To prepare a SWOT analysis, begin by making a list of your identifiable strengths and weaknesses. Ask yourself where you would like your business to be in the future. Look at where you are now. Use the results of your SWOT analysis to design the goals you intend to accomplish and to develop a plan of action to accomplish them.
Manage Cash Flow Efficiently
Without consistent cash flow, your business will eventually dry up and die. You need to have money coming in, or you won’t be able to pay expenses. First, have a cash flow forecast so you know what money is coming in and out. Remember, this is only a forecast, but it will give you insight into your financial future.
Use the forecast to project likely sales and expenditures (including cash transactions) so you know how much you’re likely to have in your bank account.
Other aspects of managing your cash flow efficiently include sending out invoices on time, taking deposit payments in advance, paying bills on time, and promptly following up with customers who fall behind on payments.
Believe In Yourself and Prepare for the (Inevitable) Bad Times
When you’re up against unexpected personal trials that breed stress, your mind becomes muddled. Your self-esteem could take a tumble, affecting the way you see yourself.
"Doubting your abilities will impact your business unfavorably. For that reason, make use of personal problems. See them as lessons to learn from." That's the advice from David Christensen, a legal advisor who has counseled individuals facing debt-related challenges.
Safeguard yourself by developing resilience. Understand that life comes with problems. Assess the situation objectively. Speak with a trusted friend or family member instead of ignoring the problem. Don’t be hard on yourself, and keep believing you can overcome the obstacles you are facing. Surround yourself with the right support network of people. Don’t give up.
"Never quit. If you believe, and you really need to believe, then you would be willing to sacrifice everything to achieve the mission. If you are fortunate enough to serve with the right team, they will have the same mentality. You will run into obstacles all along the way, but how you deal with them and how you overcome them will determine your success." – William Nobrega, CQS International founder
Perseverance, Determination, and a Positive Mindset Reign Supreme
Running a business isn't easy. If anyone tells you otherwise, they’re lying. According to The Small Business Administration, roughly half of businesses fail within the first five years. However, you can survive in the business world. Embrace the warrior mindset and refuse to become a number in the statistics of business failures.
“I’m convinced that about half of what separates the successful entrepreneurs from the non-successful ones is pure perseverance. It is so hard and you pour so much of your life into this thing, there are such rough moments in time that most people give up. And I don't blame them, it's really tough.” – Steve Jobs, Apple co-founder
Steve Jobs persevered when Apple was on the brink of bankruptcy. What would have happened to Apple if Steve had given in to defeat?

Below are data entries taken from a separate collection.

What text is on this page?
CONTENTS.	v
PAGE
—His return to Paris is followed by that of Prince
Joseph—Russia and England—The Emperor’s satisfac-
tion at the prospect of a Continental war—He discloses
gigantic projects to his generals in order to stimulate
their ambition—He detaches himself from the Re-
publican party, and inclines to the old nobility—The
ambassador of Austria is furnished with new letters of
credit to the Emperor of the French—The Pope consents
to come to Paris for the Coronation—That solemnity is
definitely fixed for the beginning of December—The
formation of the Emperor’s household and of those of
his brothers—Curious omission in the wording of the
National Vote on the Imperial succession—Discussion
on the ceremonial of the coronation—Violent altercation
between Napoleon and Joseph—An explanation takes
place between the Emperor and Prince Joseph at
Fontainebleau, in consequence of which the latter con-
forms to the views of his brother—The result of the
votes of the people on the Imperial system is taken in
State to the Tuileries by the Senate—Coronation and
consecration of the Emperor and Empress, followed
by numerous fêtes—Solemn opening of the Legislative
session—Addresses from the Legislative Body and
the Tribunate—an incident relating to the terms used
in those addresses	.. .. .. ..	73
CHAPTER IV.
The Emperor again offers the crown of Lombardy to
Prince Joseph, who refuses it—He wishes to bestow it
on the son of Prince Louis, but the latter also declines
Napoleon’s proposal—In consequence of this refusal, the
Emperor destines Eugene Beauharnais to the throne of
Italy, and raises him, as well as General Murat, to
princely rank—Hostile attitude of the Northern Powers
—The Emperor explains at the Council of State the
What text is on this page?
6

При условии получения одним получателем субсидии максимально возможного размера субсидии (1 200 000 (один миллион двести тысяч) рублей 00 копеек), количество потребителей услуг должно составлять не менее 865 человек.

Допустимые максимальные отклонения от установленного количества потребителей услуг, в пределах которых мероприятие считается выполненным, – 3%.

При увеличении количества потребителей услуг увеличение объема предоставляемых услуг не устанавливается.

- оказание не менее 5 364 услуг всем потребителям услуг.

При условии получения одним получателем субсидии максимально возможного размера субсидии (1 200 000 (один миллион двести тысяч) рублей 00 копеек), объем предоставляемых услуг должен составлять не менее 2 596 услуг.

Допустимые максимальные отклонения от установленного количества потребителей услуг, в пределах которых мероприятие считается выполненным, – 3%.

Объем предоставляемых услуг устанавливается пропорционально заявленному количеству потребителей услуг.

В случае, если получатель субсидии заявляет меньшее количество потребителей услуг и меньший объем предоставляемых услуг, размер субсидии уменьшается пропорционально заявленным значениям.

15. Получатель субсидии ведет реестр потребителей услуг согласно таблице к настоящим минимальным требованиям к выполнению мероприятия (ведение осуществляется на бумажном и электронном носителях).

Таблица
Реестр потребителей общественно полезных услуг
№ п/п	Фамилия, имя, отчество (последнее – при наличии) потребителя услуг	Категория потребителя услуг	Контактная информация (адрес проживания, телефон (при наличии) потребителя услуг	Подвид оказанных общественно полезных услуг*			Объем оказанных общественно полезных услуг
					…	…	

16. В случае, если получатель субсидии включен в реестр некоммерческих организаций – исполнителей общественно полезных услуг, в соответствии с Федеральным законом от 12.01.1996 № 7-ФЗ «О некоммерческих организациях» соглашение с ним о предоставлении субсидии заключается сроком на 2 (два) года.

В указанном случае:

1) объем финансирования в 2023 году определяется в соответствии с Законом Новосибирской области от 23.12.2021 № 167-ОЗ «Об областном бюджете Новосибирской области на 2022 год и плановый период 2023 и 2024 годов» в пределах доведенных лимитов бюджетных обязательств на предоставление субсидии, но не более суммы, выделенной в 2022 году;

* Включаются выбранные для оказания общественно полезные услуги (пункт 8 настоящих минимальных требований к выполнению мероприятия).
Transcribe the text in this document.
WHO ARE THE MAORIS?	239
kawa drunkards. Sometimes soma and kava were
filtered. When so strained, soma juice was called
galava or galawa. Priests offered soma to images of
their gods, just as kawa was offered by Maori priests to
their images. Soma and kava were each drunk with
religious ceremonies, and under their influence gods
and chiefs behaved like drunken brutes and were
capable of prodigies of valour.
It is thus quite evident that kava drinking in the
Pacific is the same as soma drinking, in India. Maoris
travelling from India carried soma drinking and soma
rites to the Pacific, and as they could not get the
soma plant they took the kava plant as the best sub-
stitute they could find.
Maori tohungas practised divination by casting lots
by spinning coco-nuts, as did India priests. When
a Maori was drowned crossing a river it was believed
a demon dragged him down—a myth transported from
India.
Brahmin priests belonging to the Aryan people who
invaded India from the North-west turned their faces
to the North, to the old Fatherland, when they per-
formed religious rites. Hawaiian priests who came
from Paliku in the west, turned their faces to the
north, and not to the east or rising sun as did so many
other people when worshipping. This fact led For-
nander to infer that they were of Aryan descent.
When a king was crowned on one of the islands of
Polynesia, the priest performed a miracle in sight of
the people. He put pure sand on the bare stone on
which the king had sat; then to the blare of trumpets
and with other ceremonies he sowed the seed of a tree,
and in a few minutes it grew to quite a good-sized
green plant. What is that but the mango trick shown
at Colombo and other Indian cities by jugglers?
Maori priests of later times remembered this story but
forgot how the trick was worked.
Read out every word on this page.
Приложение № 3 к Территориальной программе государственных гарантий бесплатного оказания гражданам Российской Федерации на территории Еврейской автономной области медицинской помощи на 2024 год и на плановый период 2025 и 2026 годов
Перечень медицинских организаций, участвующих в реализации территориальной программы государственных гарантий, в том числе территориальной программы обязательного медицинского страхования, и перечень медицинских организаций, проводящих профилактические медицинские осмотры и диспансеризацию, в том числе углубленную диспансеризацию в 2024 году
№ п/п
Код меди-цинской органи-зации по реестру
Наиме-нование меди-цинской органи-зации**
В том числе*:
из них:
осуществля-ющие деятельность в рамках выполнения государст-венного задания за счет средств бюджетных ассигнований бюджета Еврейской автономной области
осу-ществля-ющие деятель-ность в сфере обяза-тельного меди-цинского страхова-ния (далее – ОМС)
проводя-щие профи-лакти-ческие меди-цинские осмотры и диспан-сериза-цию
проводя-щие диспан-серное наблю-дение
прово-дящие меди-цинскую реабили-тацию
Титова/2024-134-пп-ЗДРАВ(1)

Use success stories of people who failed their way to success to inspire and motivate you. Stephen King, one of the most popular authors, had countless rejections. The nails he used to pin the rejection letters to his wall bent under their weight. Similarly, Thomas Edison failed countless times before he was able to perfect the electric light bulb.
"The electric light has caused me the greatest amount of study and has required the most elaborate experiments. I was never myself discouraged, or inclined to be hopeless of success. I cannot say the same for all my associates." – Thomas Edison, inventor of the light bulb
There are many more entrepreneurs and business owners you can add to this list. They all exhibited unwavering perseverance and determination.
Keep Your Customers at the Heart of Your Business
According to Gartner statistics, 80% of a company’s revenue comes from 20% of its customers. Loyal customers are the success stories of your business. Involve them in your business strategies, marketing campaign planning, and new product development. Share their case studies, consider their points of view, absorb their feedback (both good and bad), and make them feel important.
Starbucks, the biggest coffee shop chain in the world, knows how important it is to take the customer experience seriously. When hiring, potential staff members are vetted for their good attitudes, interest in the customer, and enthusiasm to meet their needs. The company is not afraid to invest time and money creating the best customer service experience it can deliver.
Embrace Failures as Short-Term Setbacks
Bill Bartman, named one of the wealthiest people in the world by Forbes in 1997, once lost $3 billion. But he didn't wallow in self-pity.
“We all stumble and fall. Maybe I've done it more cataclysmically than most. But you can learn so much if you open your eyes rather than blame everyone else and feel pity for yourself. You need to dust yourself off, turn around backward, and learn what you could have done differently. When you can do that, big things can result.” – Bill Bartman, Commercial Financial Services Inc. founder
Most of us were taught that failure is bad. Therefore, when we fail, we are tempted to throw in the towel and give up. But successful people use failure as stepping stones to climb out of their troubles. Understanding their struggles will boost your motivation when you are faced with failure.
Reflect on what went wrong and find solutions to the problem that caused the failure. Learn from your mistakes and do things differently next time. Draw inspiration from people who failed many times but eventually achieved their dreams.
Set Smart Goals and Develop Achievable Strategies to Attain Them
Write down your goals. This will give you clarity and make it easier to work towards achieving them. Use the SMART goal-setting method to keep yourself focused:
- Specific: State what you want to accomplish.
- Measurable: What results do you want to see? Break them down into easy steps.
- Achievable: Are your goals realistic? Make sure you have the time and resources to make them a reality.
- Relevant: Your objectives should line up with what you’re trying to accomplish for your business.
- Timely: Set a deadline and stick to it.
Next, develop a plan to put your SMART goals into action. Answer these questions to get ahead:
- What are the steps you will need to take?
- What are the time frames for each of those steps?
- Who will help you?
Invest in an Advisor or Mentor and Draw From Their Expertise
Find a business mentor or advisor to guide you. Draw from their pool of knowledge and personal experiences to help your business grow. According to a survey carried out by Sage, 93% of medium-sized businesses credited their mentors for helping them succeed.
It’s tough running a business alone. Entrepreneurs need encouragement, guidance, and reassurance when faced with problems. Mentors have been in similar situations, and they know how to help you. They’ll share valuable advice, give you constructive feedback, and connect you with the right people.
Take Sensible Risks and Step Out of Your Comfort Zone
Taking a sensible business risk is not gambling blindly without considering the consequences. Think carefully, weigh the options, and test them out.
For example, let's say you want to try a new marketing strategy that costs 20% more than your usual campaign. Test it out first, by doing a sample run with a smaller investment. If it’s successful, pour more money into this new strategy.
Don’t take risks when your emotions are running high. Be objective, and discuss your plans with colleagues, friends, or family. At the end of the day, you’ll have to take sensible risks and step out of your comfort zone with your business. But before you do, make the most of your wisdom, knowledge, and experience.
The Bottom Line
Having a failing business doesn’t mean it’s the end of the road. You will encounter obstacles along the way, but you will also find ways to overcome those obstacles. Someone somewhere has gone through the same trials you face. Learn from their stories and use your own story as a lesson for improvement and business success.